3. Learn about false sharing and prevent it. Chapter 7 in Introduction to Parallel Computing talks about Pthreads. They have a nice description of false sharing. Read this and then try to prevent false sharing in the version e of this problem (Global Counter Array of Arrays, Grouped by Thread, no Mutex). To do so, use an array of padded ints instead of an array of ints. Here is my definition of a padded int.
```typedef struct {
int value;
```

### Ideas for Extensions

• The code to determine the first digit of a number is not itself particularly efficient. Re-implement it more efficiently. In your write-up include data showing that the new implementation decreases the runtime.
• Revisit the first parallel version (with one mutex that is frequently locked). Does it affect performance if we lock the mutex before we determine the leading digit?
• When we run the code on the given data sets, we expect the entry counts 1's to be the most frequently used. This could affect the performance for some of the implementations. How does the performance change when we use data that does not follow Benford's Law (and instead has a uniform distribution of leading digits)?

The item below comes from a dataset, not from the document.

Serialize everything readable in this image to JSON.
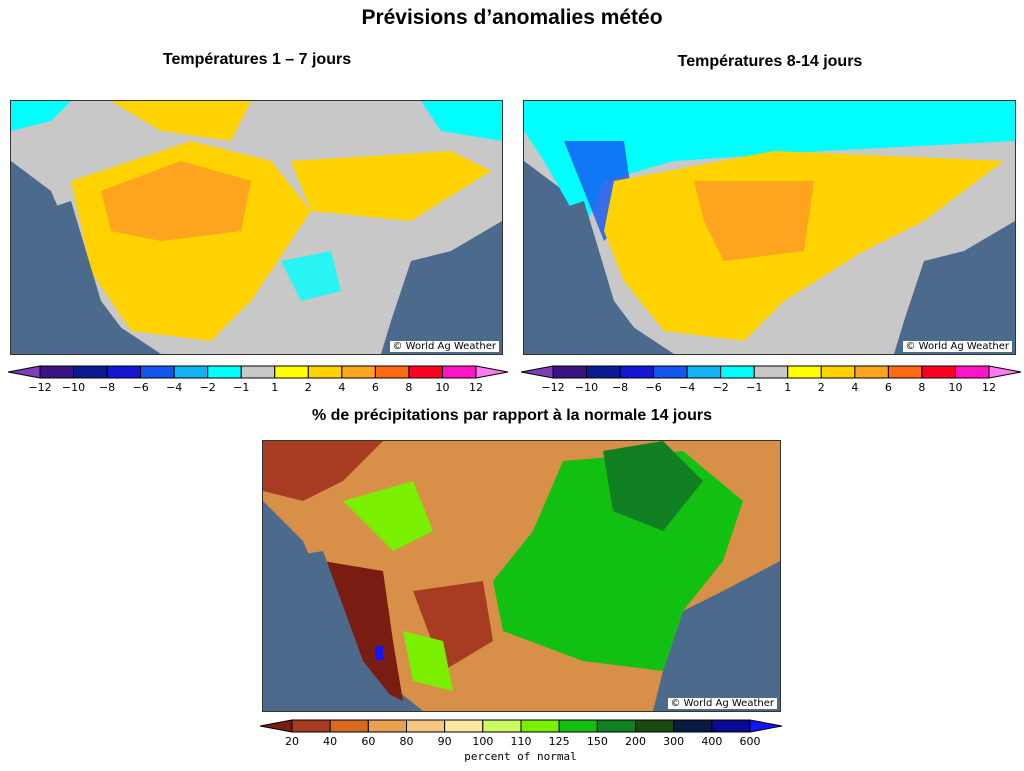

Can you tell if that performance change is due to updating the counts array or to increased computation time in leadingDigit?
• Vary the number of threads. Determine how the runtime depends on the number of threads.

### Writeup and Handin

To hand in your project, you will gather all of the necessary files into a proj04 directory:

1. Create a file named README.txt and use it to describe your code organization (e.g. info about how to make and run it).
2. Create a second file for you project report. This file should be in a format that allows you to include charts or images (such as .docx or .pdf). This week, I want you to collect timing information from all of your runs and then analyze the results. The analysis is a significant part of the project, so don't leave it until the last minute, when you are too tired to think clearly. Here's the data I want you to collect: the number of seconds it takes to run each version of the program. You should record this at least 5 times for each program. Drop the min and max values from these 5 and then report the mean of the middle 3. Present the data so that it is as easy to read as possible -- if there are lots of numbers then please use some sort of graphic, if not a table would work just fine. You may format your analysis however you would like to, but be sure to answer the following questions: What conclusions can you draw? What can you say about the roles of mutex locks for this problem? Does false sharing slow down the program, if you don't prevent it? Which version of the code is the one you would most like to write? Which would you most like to run?
3. You should hand in all code necessary to run your solutions. Place all necessary .h, .c, and Makefile files in the proj04 directory. Stephanie will probably want to compile and run the code. It should be possible to do so without looking for any more files.

Zip up the directory and put it in your Private folder on Courses/CS336.